Suasana kelas sangat gaduh diwaktu istirahat namun, Thalia tak terbawa suasana yang gaduh. Ia lebih terbawa alunan melodi musik klasik yang diputar di radio sekolah.
"Abis diputusin pacar ya?" ucap gadis yang tadi terlambat.
"Kenalin nama gue Iria, nama lo siapa?" ucapnya sambil mengulurkan tangan.
Thalia hanya menongakkan kepala dan memperlihatkan badge nama yang melekat di bajunya.

Iria, Iria Andel. Gadis dengan tinggi 160, berpenampilan vintage, berwatak periang.
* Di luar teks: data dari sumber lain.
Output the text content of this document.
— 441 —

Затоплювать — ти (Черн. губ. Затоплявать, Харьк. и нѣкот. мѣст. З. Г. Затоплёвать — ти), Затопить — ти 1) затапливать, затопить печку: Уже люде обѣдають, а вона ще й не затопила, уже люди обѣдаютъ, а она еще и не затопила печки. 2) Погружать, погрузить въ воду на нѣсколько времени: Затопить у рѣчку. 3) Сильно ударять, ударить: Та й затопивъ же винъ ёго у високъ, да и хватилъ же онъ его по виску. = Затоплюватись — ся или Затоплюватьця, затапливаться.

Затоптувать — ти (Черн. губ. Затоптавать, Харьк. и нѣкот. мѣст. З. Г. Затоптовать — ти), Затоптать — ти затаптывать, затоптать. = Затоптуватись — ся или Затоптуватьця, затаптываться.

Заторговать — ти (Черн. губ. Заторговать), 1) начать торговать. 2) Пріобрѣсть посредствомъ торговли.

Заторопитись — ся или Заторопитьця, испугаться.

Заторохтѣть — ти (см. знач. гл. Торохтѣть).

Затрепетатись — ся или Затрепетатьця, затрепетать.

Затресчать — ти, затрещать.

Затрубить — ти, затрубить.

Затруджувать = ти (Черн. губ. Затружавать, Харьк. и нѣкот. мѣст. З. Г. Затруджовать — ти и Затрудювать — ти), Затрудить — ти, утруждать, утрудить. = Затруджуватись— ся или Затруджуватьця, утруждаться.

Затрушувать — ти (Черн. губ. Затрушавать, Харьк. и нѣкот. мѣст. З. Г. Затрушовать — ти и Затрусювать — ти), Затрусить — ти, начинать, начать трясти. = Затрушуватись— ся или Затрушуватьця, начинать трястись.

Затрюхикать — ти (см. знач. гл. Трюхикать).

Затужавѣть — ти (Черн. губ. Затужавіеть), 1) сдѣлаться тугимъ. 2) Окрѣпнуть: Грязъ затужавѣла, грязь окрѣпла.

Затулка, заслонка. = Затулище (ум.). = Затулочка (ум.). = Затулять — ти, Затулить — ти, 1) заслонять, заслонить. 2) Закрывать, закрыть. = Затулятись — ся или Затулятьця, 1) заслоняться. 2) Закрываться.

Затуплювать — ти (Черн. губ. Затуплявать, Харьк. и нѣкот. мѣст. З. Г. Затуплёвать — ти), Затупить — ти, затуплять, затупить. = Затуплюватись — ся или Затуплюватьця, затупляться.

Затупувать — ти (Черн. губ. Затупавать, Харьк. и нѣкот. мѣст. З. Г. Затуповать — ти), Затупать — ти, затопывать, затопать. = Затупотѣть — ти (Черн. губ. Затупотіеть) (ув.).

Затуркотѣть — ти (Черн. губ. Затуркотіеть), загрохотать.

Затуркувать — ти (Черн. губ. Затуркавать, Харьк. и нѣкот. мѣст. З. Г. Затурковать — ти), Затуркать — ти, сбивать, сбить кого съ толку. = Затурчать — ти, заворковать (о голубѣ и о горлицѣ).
Iria mulai penasaran dengan Thalia yang sedari tadi tidak mengucap sepatah kata pun. Iria terus memancing Thalia untuk berbicara walau hanya satu huruf. Thalia merupakan gadis yang tidak banyak omong, bahkan bisa dihitung berapa kali ia berbicara dalam sehari.

****

Bel pulang sekolah berdering, seluruh siswa segera menyiapkan diri untuk pulang ke rumah.
"Iria, udah ditunggu Iris tuh" teriak seorang siswa sambil menghapus papan.
Iria dengan santainya mengiyakan perkataan temannya itu. Dengan santainya pun iya berjalan keluar kelas. Thalia yang tengah sibuk menyelesaikan latihan soal pun dikejutkan oleh siswa yang sedang piket.
"Gadis aneh, sudah waktunya pulang kok masih mengerjakan latihan soal" ucap seorang siswa yang memegang sapu sambil menggedor meja.
Thalia pun bergegas pulang.

****

Thalia  selalu menghabiskan waktu sorenya untuk memandangi terbenamnya matahari, sambil menikmati secangkir kopi hangat. Thalia bertanya tanya tentang mimpi anehnya tadi pagi. Thalia masih mencari cari pria ditengah hujan tersebut. Ia meyakini bahwa pria hujan itu adala anak laki laki yang menawarkannya coklat beberapa tahun lalu.

****

Hari pertama sekolahnya terasa melelahkan, apalagi ini hari pertama sekolahnya selama hidup. Thalia tidak bisa terlalu terbuka pada dunia luar. Dia lebih suka menyimpan pertanyaan di kepalanya tanpa ada yang mengetahuinya. Banyak pertanyaan yang telah terjawab, hanya pertanyaan siapakah laki laki yang telah membuatnya tertawa yang hingga kini tak terjawab.

****

Saat Thalia sedang menyisir rambut. Ia mendengar suara ketukan dari kaca terasnya. Dia pun membuka pintu teras, tak terlihat apapun di halaman rumahnya. Thalia memutuskan untuk kembali duduk di depan cermin. Saat ia hendak menutup pintu......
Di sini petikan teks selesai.